Missouri Supreme Court
JEFFERSON CITY — The Supreme Court of Missouri has upheld a lower court’s ruling in favor of St. Louis in a Sunshine Law dispute brought by a resident, concluding he failed to meet the demanding standard required to overturn the judgment as against the weight of the evidence.
The decision affirms a finding by St. Louis Circuit Court that the city did not violate Missouri’s open-records law when it declined to produce traffic stop data in the specific format Phillip Week requested.
Weeks appealed after the circuit court ruled against him on his petition seeking to compel the city to release records under Missouri’s Sunshine Law, the Nov. 4 court opinion states.
Weeks had asked the St. Louis Metropolitan Police Department for the databases containing traffic stop data for the years 2014 through 2018, including officer PINs or DSNs collected under the law.
The Department maintained this data in computerized .CSV files.
In his request, Weeks stated he was seeking the databases in “worksheet, ie excel workbook formatting,” and later clarified via email that he wanted the data “in spreadsheet formatting (preferably in excel)” and not the underlying vehicle stop forms.
The Department responded that it could not determine what Weeks meant by “vehicle stop forms,” but offered instead to provide more than 150,000 traffic analysis reports with redacted DSNs for $1,040.
Weeks declined that option and filed suit, alleging the city knowingly and purposefully violated the Sunshine Law by refusing to produce responsive records.
During discovery, the city produced .CSV files of the traffic stop data.
Weeks testified that these files were “exactly” in the format he initially requested.
However, he also testified that he had specifically sought the production of the data in Excel spreadsheet format and that he “wanted it in spreadsheet formatting.”
The Department’s former systems development manager testified that no spreadsheet version of the data existed and that the Department did not maintain its traffic stop data in Excel format.
Testimony also showed conflicting views on whether the .CSV data could be accurately converted into a spreadsheet.
The circuit court ruled in the city’s favor, finding the city did “not hold or maintain an existing record responsive to [Weeks’] specific request,” because no spreadsheet-formatted database existed.
Weeks appealed, asserting the judgment was against the weight of the evidence.
Under Missouri law, a challenge to a judgment as against the weight of the evidence requires the appellant to follow a rigorous four-part analytical framework.
The Supreme Court noted that Weeks identified the disputed factual finding, the city’s lack of a spreadsheet-formatted record, but failed to complete the remaining required steps.
He did not identify all evidence supporting the circuit court’s finding, did not resolve evidentiary conflicts consistent with the circuit court’s credibility determinations and did not show that the supporting evidence lacked probative value when considered in the context of the entire record.
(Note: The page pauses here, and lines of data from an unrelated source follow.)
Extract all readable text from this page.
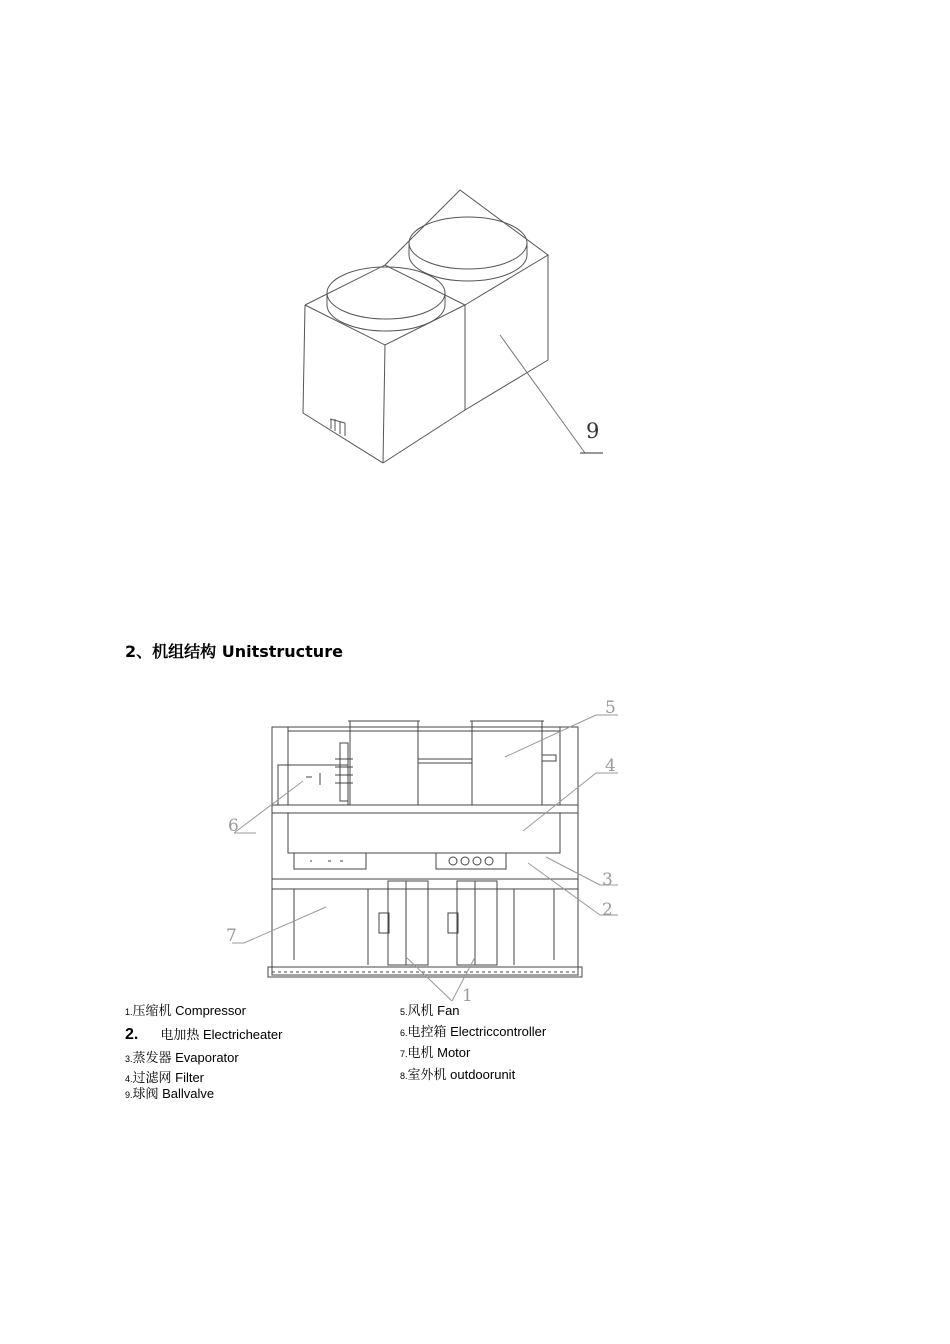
9
2、机组结构 Unitstructure
5
4
6
3
2
7
1
1.压缩机 Compressor
2. 电加热 Electricheater
3.蒸发器 Evaporator
4.过滤网 Filter
9.球阀 Ballvalve
5.风机 Fan
6.电控箱 Electriccontroller
7.电机 Motor
8.室外机 outdoorunit
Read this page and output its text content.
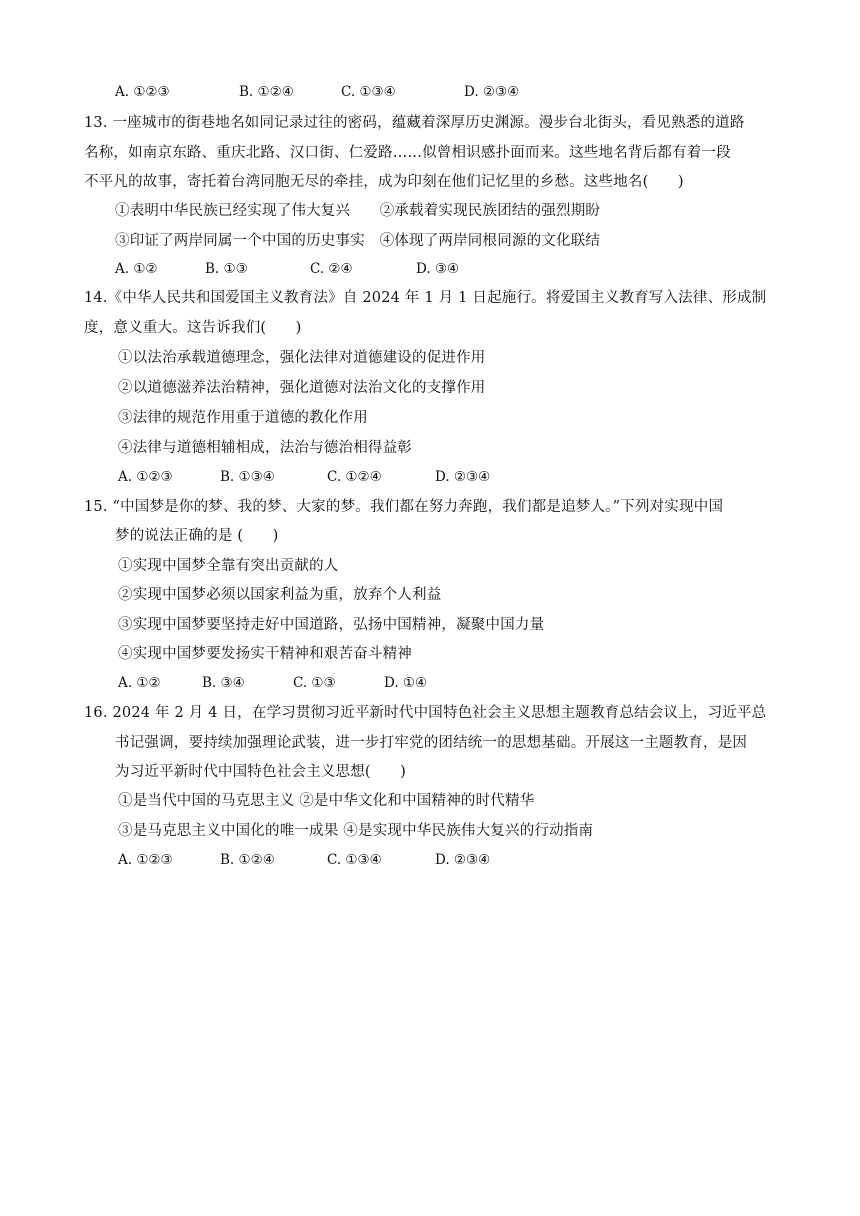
A. ①②③	B. ①②④	C. ①③④	D. ②③④
13. 一座城市的街巷地名如同记录过往的密码，蕴藏着深厚历史渊源。漫步台北街头，看见熟悉的道路
名称，如南京东路、重庆北路、汉口街、仁爱路……似曾相识感扑面而来。这些地名背后都有着一段
不平凡的故事，寄托着台湾同胞无尽的牵挂，成为印刻在他们记忆里的乡愁。这些地名(　　)
①表明中华民族已经实现了伟大复兴　　②承载着实现民族团结的强烈期盼
③印证了两岸同属一个中国的历史事实　④体现了两岸同根同源的文化联结
A. ①②	B. ①③	C. ②④	D. ③④
14.《中华人民共和国爱国主义教育法》自 2024 年 1 月 1 日起施行。将爱国主义教育写入法律、形成制
度，意义重大。这告诉我们(　　)
①以法治承载道德理念，强化法律对道德建设的促进作用
②以道德滋养法治精神，强化道德对法治文化的支撑作用
③法律的规范作用重于道德的教化作用
④法律与道德相辅相成，法治与德治相得益彰
A. ①②③	B. ①③④	C. ①②④	D. ②③④
15. “中国梦是你的梦、我的梦、大家的梦。我们都在努力奔跑，我们都是追梦人。”下列对实现中国
梦的说法正确的是 (　　)
①实现中国梦全靠有突出贡献的人
②实现中国梦必须以国家利益为重，放弃个人利益
③实现中国梦要坚持走好中国道路，弘扬中国精神，凝聚中国力量
④实现中国梦要发扬实干精神和艰苦奋斗精神
A. ①②	B. ③④	C. ①③	D. ①④
16. 2024 年 2 月 4 日，在学习贯彻习近平新时代中国特色社会主义思想主题教育总结会议上，习近平总
书记强调，要持续加强理论武装，进一步打牢党的团结统一的思想基础。开展这一主题教育，是因
为习近平新时代中国特色社会主义思想(　　)
①是当代中国的马克思主义 ②是中华文化和中国精神的时代精华
③是马克思主义中国化的唯一成果 ④是实现中华民族伟大复兴的行动指南
A. ①②③	B. ①②④	C. ①③④	D. ②③④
The court noted that the against-the-weight-of-the-evidence standard is difficult to meet and that appellate courts must give substantial deference to a trial court’s factual findings, particularly when those findings involve credibility assessments.
Weeks also argued the city made a binding admission under Rule 59.01 by acknowledging it had .CSV files in its possession at the time of his request.
But the Supreme Court disagreed with his characterization. The city admitted only that it had not produced .CSV files in response to the request, not that the files were responsive to the request as Weeks described it.
The circuit court made consistent findings, concluding the city did possess traffic stop data but did not maintain it in the spreadsheet form Weeks specifically sought.
Because Weeks did not apply the required analytical framework and did not establish that the circuit court could not have reasonably found the facts necessary to support its judgment, the Supreme Court affirmed the ruling.